The Rosh Ha'ain, Israel-based wireless connectivity specialist generated total revenue of $85 million for the three months ended March 31, 2026, down 4.1% compared to the $88.7 million recorded in the first quarter of fiscal 2025.
However, the top-line result comfortably beat the Wall Street consensus estimate of $80.4 million.
Geographically, revenue distribution remained balanced between mature and emerging 5G infrastructure markets.
North America anchored the quarter, contributing 37% of total revenue, closely followed by India at 35%, where a surge in high-capacity E-band frequency orders lifted regional visibility.
Under GAAP measures, Ceragon's gross margin improved to 35.4%, fueled by a favorable software and service delivery mix.
The company recorded a GAAP operating income of $2.1 million and a GAAP net loss of $1.3 million, translating to a diluted loss of $0.01 per share.
On a non-GAAP basis, operational leverage expanded, yielding an operating income of $4.2 million.
Non-GAAP net income arrived at $0.7 million, or $0.01 per diluted share, matching consensus expectations.
Backed by positive free cash flow during the period, Ceragon’s cash and cash equivalents rose to $39.2 million at quarter-end.
Operationally, management highlighted structural milestones, including the rollout of its RADCOM Neura AI analytics platform and a successful proof-of-concept for its next-generation FR2 solutions with a major Tier-1 carrier in North America.

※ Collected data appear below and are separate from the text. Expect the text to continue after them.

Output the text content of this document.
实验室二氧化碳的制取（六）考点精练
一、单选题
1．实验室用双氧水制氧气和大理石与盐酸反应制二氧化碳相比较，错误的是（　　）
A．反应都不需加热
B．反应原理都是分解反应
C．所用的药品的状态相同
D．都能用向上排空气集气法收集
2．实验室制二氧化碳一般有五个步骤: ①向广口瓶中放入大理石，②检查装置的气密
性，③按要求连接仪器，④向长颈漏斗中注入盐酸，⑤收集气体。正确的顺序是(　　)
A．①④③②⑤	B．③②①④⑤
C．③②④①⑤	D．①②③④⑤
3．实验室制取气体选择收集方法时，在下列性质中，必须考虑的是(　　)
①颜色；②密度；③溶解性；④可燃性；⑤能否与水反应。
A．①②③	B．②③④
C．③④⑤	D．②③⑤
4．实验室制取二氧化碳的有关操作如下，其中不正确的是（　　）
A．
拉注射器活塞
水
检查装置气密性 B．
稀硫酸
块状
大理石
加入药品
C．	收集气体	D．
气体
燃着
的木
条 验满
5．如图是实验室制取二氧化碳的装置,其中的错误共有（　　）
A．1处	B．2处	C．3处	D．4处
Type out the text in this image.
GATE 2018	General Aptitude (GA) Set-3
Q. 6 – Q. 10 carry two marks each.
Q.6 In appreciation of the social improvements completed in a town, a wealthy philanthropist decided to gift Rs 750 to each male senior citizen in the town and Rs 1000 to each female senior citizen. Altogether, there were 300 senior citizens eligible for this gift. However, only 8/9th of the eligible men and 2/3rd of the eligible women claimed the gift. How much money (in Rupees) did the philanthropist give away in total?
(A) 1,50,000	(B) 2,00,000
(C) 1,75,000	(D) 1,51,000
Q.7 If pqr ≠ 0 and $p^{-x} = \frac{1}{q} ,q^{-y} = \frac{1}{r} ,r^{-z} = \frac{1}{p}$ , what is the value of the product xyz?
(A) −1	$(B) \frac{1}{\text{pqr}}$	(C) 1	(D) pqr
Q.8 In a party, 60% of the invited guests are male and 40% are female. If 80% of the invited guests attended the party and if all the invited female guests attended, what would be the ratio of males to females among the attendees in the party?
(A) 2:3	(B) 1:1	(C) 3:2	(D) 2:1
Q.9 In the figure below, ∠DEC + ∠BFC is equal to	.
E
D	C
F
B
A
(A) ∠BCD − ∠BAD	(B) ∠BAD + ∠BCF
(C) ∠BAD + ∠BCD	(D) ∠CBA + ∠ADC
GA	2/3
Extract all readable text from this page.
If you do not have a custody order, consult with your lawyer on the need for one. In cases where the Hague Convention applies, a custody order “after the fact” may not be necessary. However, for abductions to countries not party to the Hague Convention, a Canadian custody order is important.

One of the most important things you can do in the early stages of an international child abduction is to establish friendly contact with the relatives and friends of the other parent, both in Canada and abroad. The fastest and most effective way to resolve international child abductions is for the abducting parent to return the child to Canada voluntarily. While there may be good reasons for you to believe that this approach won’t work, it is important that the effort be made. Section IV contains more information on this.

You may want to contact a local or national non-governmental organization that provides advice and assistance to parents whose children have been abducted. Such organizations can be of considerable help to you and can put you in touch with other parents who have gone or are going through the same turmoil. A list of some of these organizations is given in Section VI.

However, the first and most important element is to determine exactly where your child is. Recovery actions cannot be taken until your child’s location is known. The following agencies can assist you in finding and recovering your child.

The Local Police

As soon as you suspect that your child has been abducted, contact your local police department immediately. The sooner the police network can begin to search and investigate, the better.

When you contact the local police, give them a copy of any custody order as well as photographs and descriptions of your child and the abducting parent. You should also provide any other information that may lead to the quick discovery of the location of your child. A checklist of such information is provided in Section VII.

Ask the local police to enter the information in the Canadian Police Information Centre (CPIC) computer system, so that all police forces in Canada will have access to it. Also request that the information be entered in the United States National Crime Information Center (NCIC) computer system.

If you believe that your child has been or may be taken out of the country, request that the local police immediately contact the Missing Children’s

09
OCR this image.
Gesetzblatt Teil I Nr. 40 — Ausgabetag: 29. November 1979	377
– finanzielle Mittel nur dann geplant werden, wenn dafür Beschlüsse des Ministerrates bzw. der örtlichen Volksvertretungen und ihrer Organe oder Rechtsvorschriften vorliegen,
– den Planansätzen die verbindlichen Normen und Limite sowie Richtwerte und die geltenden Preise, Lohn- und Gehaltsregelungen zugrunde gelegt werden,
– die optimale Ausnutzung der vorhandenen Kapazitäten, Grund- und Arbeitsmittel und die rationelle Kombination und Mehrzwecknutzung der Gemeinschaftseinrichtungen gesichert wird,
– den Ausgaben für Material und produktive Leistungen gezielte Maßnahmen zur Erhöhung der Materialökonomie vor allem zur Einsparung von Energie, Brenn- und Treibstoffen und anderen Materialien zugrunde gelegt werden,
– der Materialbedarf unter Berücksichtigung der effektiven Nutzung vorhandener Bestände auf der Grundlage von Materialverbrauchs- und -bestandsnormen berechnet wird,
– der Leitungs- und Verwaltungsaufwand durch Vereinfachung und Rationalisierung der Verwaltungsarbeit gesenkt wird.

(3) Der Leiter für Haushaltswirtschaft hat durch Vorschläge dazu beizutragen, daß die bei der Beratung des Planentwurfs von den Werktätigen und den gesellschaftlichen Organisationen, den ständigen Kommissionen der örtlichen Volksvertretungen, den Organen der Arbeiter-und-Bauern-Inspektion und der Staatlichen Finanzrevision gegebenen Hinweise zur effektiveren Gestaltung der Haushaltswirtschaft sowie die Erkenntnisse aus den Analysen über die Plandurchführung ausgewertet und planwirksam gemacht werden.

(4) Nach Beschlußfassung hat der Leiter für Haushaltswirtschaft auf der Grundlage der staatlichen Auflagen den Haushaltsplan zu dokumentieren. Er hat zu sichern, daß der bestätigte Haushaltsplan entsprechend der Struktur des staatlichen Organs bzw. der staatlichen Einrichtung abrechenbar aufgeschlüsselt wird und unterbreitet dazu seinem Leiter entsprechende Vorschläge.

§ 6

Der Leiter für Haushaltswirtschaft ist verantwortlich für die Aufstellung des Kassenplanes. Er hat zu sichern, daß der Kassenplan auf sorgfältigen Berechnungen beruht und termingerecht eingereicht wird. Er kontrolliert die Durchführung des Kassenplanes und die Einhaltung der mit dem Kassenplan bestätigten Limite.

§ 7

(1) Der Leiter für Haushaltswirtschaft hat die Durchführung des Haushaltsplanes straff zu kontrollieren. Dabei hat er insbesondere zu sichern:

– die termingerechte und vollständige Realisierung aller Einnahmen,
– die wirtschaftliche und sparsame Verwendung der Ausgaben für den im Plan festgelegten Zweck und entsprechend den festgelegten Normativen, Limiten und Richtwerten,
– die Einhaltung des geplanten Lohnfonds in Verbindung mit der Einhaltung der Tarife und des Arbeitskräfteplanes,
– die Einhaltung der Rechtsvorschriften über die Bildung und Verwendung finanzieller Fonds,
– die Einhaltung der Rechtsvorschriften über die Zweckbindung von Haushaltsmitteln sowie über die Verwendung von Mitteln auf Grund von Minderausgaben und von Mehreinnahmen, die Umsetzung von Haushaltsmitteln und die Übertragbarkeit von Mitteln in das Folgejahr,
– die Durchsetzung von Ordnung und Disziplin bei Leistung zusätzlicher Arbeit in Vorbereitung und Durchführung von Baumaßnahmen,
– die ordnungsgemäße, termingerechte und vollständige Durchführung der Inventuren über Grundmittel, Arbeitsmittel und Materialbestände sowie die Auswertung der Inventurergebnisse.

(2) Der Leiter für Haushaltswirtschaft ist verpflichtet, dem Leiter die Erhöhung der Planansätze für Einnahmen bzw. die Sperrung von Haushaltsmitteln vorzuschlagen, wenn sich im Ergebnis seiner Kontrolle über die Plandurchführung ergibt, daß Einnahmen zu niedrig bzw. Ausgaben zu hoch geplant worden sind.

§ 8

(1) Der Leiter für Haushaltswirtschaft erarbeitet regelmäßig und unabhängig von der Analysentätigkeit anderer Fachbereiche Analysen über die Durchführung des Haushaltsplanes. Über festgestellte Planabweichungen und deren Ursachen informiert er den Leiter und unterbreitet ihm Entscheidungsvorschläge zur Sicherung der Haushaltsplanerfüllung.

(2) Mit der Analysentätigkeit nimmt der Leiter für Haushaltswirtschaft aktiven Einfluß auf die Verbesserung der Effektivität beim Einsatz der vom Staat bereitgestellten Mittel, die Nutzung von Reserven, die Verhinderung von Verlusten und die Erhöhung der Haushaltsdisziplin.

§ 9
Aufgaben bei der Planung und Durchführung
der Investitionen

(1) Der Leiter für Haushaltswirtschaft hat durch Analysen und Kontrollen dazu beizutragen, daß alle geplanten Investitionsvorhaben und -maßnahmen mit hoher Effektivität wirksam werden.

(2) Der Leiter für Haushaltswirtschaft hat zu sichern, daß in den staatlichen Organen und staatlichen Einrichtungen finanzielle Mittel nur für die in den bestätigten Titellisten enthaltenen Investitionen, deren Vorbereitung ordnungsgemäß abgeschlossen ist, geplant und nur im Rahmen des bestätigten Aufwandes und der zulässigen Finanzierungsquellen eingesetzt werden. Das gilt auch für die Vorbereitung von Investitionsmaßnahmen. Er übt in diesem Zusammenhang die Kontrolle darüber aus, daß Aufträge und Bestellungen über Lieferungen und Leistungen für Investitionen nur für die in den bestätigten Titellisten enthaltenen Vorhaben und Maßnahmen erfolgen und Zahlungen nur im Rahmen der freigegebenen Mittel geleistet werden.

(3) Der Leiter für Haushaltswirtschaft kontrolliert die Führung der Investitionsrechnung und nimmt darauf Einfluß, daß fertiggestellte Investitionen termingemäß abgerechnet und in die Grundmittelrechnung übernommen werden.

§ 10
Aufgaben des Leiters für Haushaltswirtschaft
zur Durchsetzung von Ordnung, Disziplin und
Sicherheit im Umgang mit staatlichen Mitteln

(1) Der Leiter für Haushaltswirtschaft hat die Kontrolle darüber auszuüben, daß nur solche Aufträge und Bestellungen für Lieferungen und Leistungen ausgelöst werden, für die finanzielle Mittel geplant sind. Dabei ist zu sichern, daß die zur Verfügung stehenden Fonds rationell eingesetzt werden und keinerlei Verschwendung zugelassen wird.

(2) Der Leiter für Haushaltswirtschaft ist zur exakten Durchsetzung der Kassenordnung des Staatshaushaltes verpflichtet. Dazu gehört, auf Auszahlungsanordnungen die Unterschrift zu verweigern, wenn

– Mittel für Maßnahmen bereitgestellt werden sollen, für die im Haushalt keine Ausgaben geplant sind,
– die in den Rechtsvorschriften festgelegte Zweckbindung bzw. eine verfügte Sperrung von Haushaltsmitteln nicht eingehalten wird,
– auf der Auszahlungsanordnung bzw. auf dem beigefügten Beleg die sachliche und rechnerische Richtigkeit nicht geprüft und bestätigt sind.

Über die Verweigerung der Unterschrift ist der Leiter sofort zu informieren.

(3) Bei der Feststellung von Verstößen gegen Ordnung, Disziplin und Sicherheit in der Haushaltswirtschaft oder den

Initial commercial orders from that deployment are projected to begin in the third quarter of 2026.
Following the financial print, management reaffirmed its full-year fiscal 2026 guidance.
Ceragon continues to forecast annual revenue between $355 million and $385 million, representing a midpoint of $370 million, alongside expectations for higher year-over-year non-GAAP operating margins.